Jyvaskylavirus penton and capsomer-cap proteins

A) Cut-through view of the virion cryo-EM density (binned twice from original size) at the 5-fold axis rendered in white in ChimeraX, with regions corresponding to different proteins forming the capsid outlined in black. B) Top, a cartoon representation of the predicted model of the penton protein, with strands labeled BIDG/CHEF and color-coded by confidence level. Center and bottom, penton complex fitted into the density, shown from the top and as a cut-through, respectively. C) Top, atomic model of the trimeric cap in pink cartoon, composed of three copies of ORF121 with a β-barrel fold inserted on top of the pseudo-hexameric capsomer, shown in white cartoon. Bottom, cut-through view of the cap model fitted into the original density, Gaussian filtered and rendered as semi-transparent grey in ChimeraX.

Jyvaskylavirus pentasymmetron protein components and trisymmetron facet glueing protein

A) Top left, view of the cryo-EM density of Jyvaskylavirus (binned four times from the original size and Gaussian filtered) as seen from within the virion along the five-fold icosahedral symmetry axis.
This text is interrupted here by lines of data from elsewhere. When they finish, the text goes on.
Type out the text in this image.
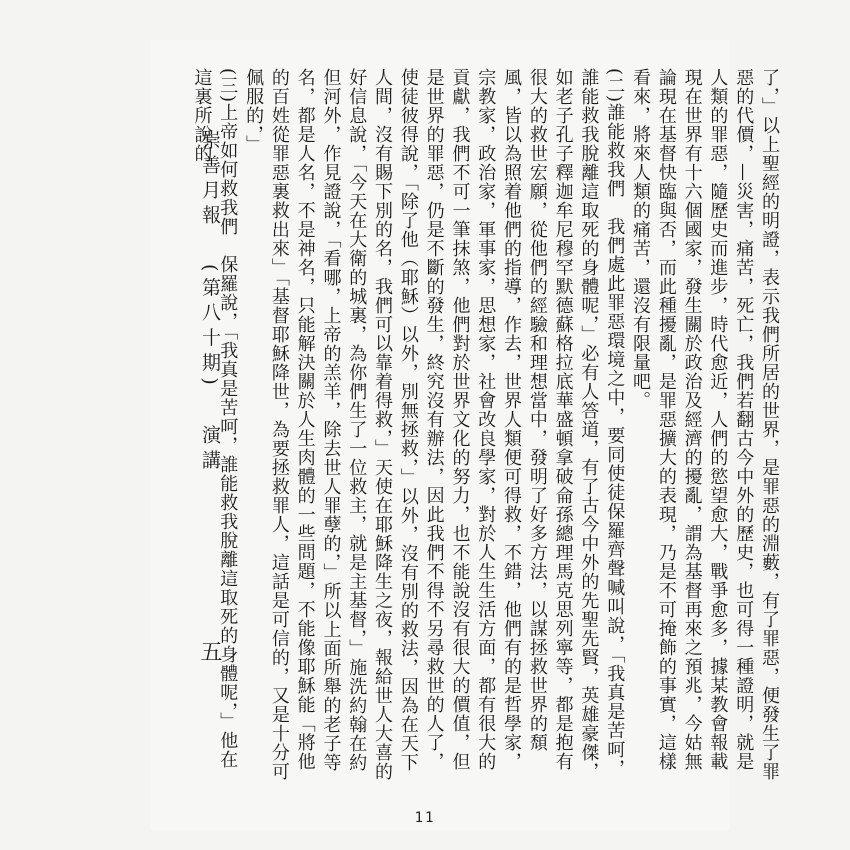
崇善月報(第八十期)演講
五	了，」以上聖經的明證，表示我們所居的世界，是罪惡的淵藪，有了罪惡，便發生了罪惡的代價，—災害，痛苦，死亡，我們若翻古今中外的歷史，也可得一種證明，就是人類的罪惡，隨歷史而進步，時代愈近，人們的慾望愈大，戰爭愈多，據某教會報載現在世界有十六個國家，發生關於政治及經濟的擾亂，謂為基督再來之預兆，今姑無論現在基督快臨與否，而此種擾亂，是罪惡擴大的表現，乃是不可掩飾的事實，這樣看來，將來人類的痛苦，還沒有限量吧。
(二)誰能救我們　我們處此罪惡環境之中，要同使徒保羅齊聲喊叫說，「我真是苦呵，誰能救我脫離這取死的身體呢，」必有人答道，有了古今中外的先聖先賢，英雄豪傑，如老子孔子釋迦牟尼穆罕默德蘇格拉底華盛頓拿破侖孫總理馬克思列寧等，都是抱有很大的救世宏願，從他們的經驗和理想當中，發明了好多方法，以謀拯救世界的頹風，皆以為照着他們的指導，作去，世界人類便可得救，不錯，他們有的是哲學家，宗教家，政治家，軍事家，思想家，社會改良學家，對於人生生活方面，都有很大的貢獻，我們不可一筆抹煞，他們對於世界文化的努力，也不能說沒有很大的價值，但是世界的罪惡，仍是不斷的發生，終究沒有辦法，因此我們不得不另尋救世的人了，使徒彼得說，「除了他（耶穌）以外，別無拯救，」以外，沒有別的救法，因為在天下人間，沒有賜下別的名，我們可以靠着得救，」天使在耶穌降生之夜，報給世人大喜的好信息說，「今天在大衛的城裏，為你們生了一位救主，就是主基督，」施洗約翰在約但河外，作見證說，「看哪，上帝的羔羊，除去世人罪孽的，」所以上面所舉的老子等名，都是人名，不是神名，只能解決關於人生肉體的一些問題，不能像耶穌能「將他的百姓從罪惡裏救出來」「基督耶穌降世，為要拯救罪人，這話是可信的，又是十分可佩服的，」
(三)上帝如何救我們　保羅說，「我真是苦呵，誰能救我脫離這取死的身體呢，」他在這裏所說的
11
The white pentameric line marks the pentasymmetron region from below, while the white circle highlights the density corresponding to some identified proteins. Further densities corresponding to cementing, zippering and lattice scaffolding proteins are also visible, with one of them coloured in dodger-blue (see also panel B). The enlarged inset (top right and below) shows the spatial organization of the four identified ORFs and modelled using AlphaFold3, represented as cartoon tubes and coloured as per the legend. The penton proteins are coloured light brown, while peripentonal capsomers and capsomer-cap proteins are shown as space-filled atoms and coloured as slate-blue and pink, respectively. Left bottom, the different protein components fitted into the original 6.3 Å resolution Jyvaskylavirus cryo-EM density (white semi-transparent) binned to 2.68 Å/pix and rendered in ChimeraX; MCPs and capsomer-cap proteins have been omitted for clarity. B) Left, view of the cryo-EM density of Jyvaskylavirus, as shown in the top left panel of A), but along the three-fold icosahedral symmetry axis. A cementing protein, colored red, runs through the capsomers; however, the corresponding ORF has not been identified. Densities colored dodger-blue, which glue the capsomers across two trisymmetrons, correspond to ORF119, as shown in the large inset on the right. In this inset, dimers of ORF119 are depicted as dodger-blue cartoons fitted into the original cryo-EM density, Gaussian filtered and rendered as semi-transparent grey in ChimeraX. At the bottom right, a 90-degree view shows the spatial arrangement between two capsomers (navy blue), with the cap protein ORF121 (pink cartoon) positioned on top, and ORF119 fitted into the density at the base of the adjacent MCPs.